Wie stark innere Bilder wirken, ist leicht anhand einiger Beispiele erklärt:

  • Wir träumen in Bildern: Wer wäre nicht schweißgebadet aufgewacht, weil er sich inmitten einer schrecklichen Szene gesehen hat – einem Unglück, einer Katastrophe oder auch nur das eigene Versagen bei einer Rede vor wichtigen Leuten.
  • Wir erinnern uns in Bildern: Wer an einen sehr bewegenden Moment in seinem Leben zurück denkt, in dem entstehen innere Bilder: vom Lachen eines Kindes, vom Abschied oder Wiedersehen eines Freundes.
  • Wir orientieren uns durch Bilder: Zum Beispiel können wir die Lage jeder Straße in New York beschreiben, weil wir das innere Bild von Manhattan als Schachbrett besitzen. Genau so können wir erklären, wo die Fischabteilung in unserem Supermarkt liegt.
  • Wir entscheiden anhand von Bildern: Viele Menschen entscheiden sich für ihr nächstes Urlaubsziel, weil sie bildliche Erinnerungen an einen vergangenen Urlaub haben oder sich an ein attraktives Ziel erinnern, dass sie im Reisekatalog oder im Fernsehen gesehen haben.
  • Bilder sprechen stark an: Wen berührt nicht das Suchbild einer entlaufenen Katze am Baum? Spendenaufrufe aktivieren uns dann am stärksten, wenn wir Bilder sehen.

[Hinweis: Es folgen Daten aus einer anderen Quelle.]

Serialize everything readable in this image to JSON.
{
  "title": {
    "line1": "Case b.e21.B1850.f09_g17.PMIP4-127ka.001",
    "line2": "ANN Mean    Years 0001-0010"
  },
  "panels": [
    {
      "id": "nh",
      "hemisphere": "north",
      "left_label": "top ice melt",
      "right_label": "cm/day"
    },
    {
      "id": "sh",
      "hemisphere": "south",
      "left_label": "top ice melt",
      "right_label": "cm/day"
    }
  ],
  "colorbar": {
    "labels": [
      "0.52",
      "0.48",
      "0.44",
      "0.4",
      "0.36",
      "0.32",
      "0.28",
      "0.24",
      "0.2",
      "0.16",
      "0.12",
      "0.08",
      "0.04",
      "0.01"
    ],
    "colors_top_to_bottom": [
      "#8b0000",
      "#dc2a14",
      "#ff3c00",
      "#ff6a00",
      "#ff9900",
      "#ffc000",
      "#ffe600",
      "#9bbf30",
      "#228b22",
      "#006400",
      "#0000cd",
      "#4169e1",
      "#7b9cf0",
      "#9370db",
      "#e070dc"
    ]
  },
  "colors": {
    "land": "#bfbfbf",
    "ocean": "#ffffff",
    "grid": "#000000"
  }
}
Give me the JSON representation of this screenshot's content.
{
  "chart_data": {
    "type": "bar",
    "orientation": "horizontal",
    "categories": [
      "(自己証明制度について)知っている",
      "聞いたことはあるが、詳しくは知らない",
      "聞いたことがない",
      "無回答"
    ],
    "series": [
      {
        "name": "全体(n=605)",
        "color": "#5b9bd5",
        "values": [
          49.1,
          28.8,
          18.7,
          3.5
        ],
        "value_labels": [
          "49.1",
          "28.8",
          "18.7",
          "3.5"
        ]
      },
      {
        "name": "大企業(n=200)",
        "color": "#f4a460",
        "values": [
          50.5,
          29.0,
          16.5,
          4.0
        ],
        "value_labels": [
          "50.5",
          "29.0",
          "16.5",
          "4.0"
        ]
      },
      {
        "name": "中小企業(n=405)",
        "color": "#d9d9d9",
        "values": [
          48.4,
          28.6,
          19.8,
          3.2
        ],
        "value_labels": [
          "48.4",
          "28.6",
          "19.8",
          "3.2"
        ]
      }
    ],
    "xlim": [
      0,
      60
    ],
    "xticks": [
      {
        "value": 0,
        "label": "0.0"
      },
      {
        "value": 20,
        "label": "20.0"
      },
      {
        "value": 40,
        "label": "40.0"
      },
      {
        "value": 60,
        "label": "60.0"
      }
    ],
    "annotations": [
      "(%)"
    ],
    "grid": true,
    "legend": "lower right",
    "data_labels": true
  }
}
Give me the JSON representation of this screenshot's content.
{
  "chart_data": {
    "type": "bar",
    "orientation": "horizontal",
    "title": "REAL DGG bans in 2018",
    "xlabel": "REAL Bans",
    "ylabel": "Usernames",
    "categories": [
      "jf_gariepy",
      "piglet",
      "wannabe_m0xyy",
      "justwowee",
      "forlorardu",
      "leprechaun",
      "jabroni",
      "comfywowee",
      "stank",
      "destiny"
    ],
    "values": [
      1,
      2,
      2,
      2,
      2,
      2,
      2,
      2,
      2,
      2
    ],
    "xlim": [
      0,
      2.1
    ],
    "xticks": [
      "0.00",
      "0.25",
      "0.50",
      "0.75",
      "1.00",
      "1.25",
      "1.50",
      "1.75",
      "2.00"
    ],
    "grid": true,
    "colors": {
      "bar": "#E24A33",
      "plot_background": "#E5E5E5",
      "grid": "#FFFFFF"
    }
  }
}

Starke Bilderwelten führen zu prägnanten, inneren Bildern bei den Bezugsgruppen. Diese inneren Bilder wiederum beeinflussen das Verhalten besonders stark. Nicht nur die Werbung hat dies erkannt: Die Titelseiten renommierter Zeitungen werden immer häufiger visuell gestaltet, TV-Berichte mit Filmen und visuellen Reizen unterlegt. Fachleute sehen daher die »visuelle Zeitwende« gekommen, die dem Zeitalter der gesprochenen und geschriebenen Sprache folgt.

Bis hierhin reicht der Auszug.